December 24, 2013
By Chrissy Morris, Directorate of Human Resources, U.S. Army Garrison-Hawaii
SCHOFIELD BARRACKS, Hawaii (Dec. 13, 2013) -- Jan. 1, 2014, the Army's fiscal year 2014 Tuition Assistance (TA) program will change.
These changes are supportive of the intent of the TA program -- to provide financial assistance for voluntary off-duty education in support of Soldiers' professional and personal self-development goals within a constrained budget environment.
The new policy will allow Soldiers to use TA after successful completion of their first year of service after graduating from Advance Individual Training, Officer Candidate School, or Basic Officer Leader Course.
Soldiers are eligible for up to 16 semester hours, per year, and they can use TA for a second, higher-level post-bachelor degree after completion of 10 years of service. Soldiers who are already in a graduate degree program may continue through the remainder of FY14.
A second degree time-in-service requirement applies to movement from a bachelor's to a master's degree and not from an associate's to a bachelor's degree. Also, the 10-year requirement only applies if Army TA was used to pay for any portion of the undergraduate coursework.
Soldiers will continue to receive up to $250, per semester hour, and the current policy limits of 130 semester hours for completion of a bachelor's degree, and up to 39 semester hours for a master's degree, remain in effect.

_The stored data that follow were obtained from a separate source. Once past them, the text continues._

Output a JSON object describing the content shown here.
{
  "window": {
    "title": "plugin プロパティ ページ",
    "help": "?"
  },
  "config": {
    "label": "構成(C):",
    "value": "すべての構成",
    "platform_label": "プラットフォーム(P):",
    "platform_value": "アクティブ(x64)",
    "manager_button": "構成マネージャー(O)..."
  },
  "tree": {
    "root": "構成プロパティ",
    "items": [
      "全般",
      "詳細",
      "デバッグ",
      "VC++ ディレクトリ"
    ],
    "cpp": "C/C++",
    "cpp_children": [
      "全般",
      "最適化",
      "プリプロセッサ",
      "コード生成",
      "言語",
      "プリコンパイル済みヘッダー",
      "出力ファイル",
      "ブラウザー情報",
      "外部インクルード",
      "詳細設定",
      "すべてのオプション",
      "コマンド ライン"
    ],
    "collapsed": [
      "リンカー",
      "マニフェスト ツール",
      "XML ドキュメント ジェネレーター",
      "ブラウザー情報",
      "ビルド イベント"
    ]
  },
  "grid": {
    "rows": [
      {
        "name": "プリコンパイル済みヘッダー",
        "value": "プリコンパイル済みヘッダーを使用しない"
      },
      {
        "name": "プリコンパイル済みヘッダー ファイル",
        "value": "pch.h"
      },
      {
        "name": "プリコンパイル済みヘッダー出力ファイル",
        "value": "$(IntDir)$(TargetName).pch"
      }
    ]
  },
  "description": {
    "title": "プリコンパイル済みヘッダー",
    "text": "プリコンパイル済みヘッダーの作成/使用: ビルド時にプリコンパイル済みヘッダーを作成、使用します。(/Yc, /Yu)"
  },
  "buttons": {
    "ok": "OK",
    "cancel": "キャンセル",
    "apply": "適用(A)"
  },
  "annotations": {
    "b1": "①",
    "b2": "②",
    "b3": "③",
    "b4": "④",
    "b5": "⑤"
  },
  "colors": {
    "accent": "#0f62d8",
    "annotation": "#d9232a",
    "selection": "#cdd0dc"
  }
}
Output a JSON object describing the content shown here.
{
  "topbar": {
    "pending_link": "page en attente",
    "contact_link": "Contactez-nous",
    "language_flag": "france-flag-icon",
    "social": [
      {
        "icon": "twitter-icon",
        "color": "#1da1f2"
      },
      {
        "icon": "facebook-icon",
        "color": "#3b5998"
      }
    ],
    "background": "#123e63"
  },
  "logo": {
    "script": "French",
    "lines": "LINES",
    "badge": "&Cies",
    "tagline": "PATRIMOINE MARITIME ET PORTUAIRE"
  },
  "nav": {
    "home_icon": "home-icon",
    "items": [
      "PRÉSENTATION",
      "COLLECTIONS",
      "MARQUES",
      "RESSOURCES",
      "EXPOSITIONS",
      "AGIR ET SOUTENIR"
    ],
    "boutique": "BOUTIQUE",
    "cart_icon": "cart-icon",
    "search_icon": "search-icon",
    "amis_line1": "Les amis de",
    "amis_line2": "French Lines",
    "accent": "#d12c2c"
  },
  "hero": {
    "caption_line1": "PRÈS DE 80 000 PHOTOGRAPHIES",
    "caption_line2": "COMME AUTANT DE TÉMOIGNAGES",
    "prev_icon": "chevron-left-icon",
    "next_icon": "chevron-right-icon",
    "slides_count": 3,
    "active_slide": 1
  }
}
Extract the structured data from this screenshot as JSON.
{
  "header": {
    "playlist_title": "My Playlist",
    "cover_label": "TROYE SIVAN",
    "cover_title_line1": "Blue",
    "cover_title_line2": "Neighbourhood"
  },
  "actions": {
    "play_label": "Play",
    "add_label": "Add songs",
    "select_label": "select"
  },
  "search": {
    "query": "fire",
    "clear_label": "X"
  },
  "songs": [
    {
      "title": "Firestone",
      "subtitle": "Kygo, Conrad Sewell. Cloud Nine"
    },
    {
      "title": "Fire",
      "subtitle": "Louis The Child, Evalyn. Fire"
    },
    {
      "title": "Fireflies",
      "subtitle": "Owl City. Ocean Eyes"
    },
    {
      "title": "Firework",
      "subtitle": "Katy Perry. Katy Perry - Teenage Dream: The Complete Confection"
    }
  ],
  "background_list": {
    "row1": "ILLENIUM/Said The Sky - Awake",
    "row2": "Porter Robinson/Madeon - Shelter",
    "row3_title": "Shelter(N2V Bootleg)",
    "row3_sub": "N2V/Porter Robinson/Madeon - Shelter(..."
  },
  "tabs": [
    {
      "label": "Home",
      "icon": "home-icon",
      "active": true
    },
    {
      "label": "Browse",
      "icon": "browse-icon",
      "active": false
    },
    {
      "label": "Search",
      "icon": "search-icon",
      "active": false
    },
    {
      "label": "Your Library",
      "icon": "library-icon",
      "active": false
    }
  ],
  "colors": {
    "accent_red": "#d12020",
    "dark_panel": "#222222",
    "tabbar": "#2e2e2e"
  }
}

Soldiers cannot use TA for a second equivalent degree, i.e., no second bachelor's or master's degree.
All courses must be part of an approved degree plan. TA cannot be used for first professional degrees, e.g., a PhD, MD or JD.
In addition to Department of the Army adverse action flags, the policy to not allow TA for Soldiers who are flagged for Army Physical Fitness Test/Army Weight Control Program will continue.
The Army will honor TA requests approved by Dec. 31 for payment for Soldiers whose eligibility for TA will be affected by these policy changes. However, no further TA-funded enrollments will be authorized until they meet the new eligibility requirements.
(Editor's note: Morris is the education services officer at DHR.)